Speaking at the New York State Bar Association Taxation Section Annual Meeting in New York, Shulman said that Announcement 2010-9 would require the reporting of uncertain tax positions at the time a return is filed by business taxpayers that have over $10 million in assets, and that have a financial statement prepared under FIN 48 or other similar accounting standard.
These taxpayers would be required to annually disclose uncertain tax positions in the form of a concise description of those positions and the maximum amount of U.S. income tax exposure if the taxpayers position is not sustained. By concise, we mean a few sentences that inform us of the nature of the issue, and not pages of factual description or legal analysis, he said.
The goals of the proposal are to cut down the time it takes to find issues and complete an audit, ensure that both the IRS and taxpayer spend time discussing the law as it applies to the facts, rather than looking for information, and to help the IRS prioritize the selection of issues and taxpayers for examination, according to Shulman.

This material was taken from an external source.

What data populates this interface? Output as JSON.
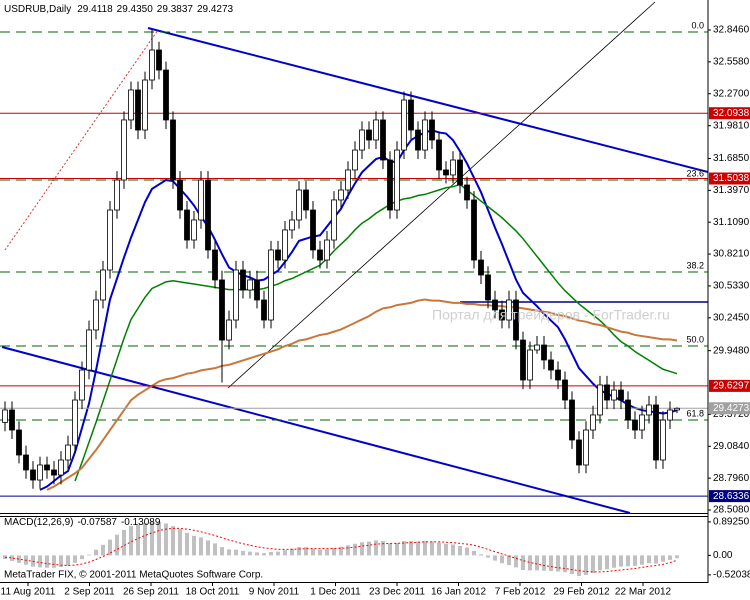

Today, we spend up to 25 percent of our time in a large corporate audit searching for issues rather than having a straightforward discussion with the taxpayer about the issues. It would add efficiency to the process if we had access to more complete information earlier in the process regarding the nature and materiality of a taxpayers uncertain tax positions, he explained.
Since affected taxpayers are already required to establish tax reserves for uncertain tax positions in determining their financial statement income under U.S. or foreign accounting standards, the proposal will not be an added burden on taxpayers, Shulman noted.
Just to be clear again, this proposal would not require that taxpayers disclose how strong or weak they regard their tax positions or report to us the amounts they reserved on the books regarding those positions. And, as a very important part of this proposal, the IRS would otherwise retain its longstanding policy of restraint as it applies to tax accrual workpapers, he said.
I think this is a sound proposal that will significantly advance the ball in the transparency area. We understand this proposal will generate a good deal of discussion and debate, and we welcome that, he added. We look forward to public comments and the upcoming dialogue regarding this important announcement.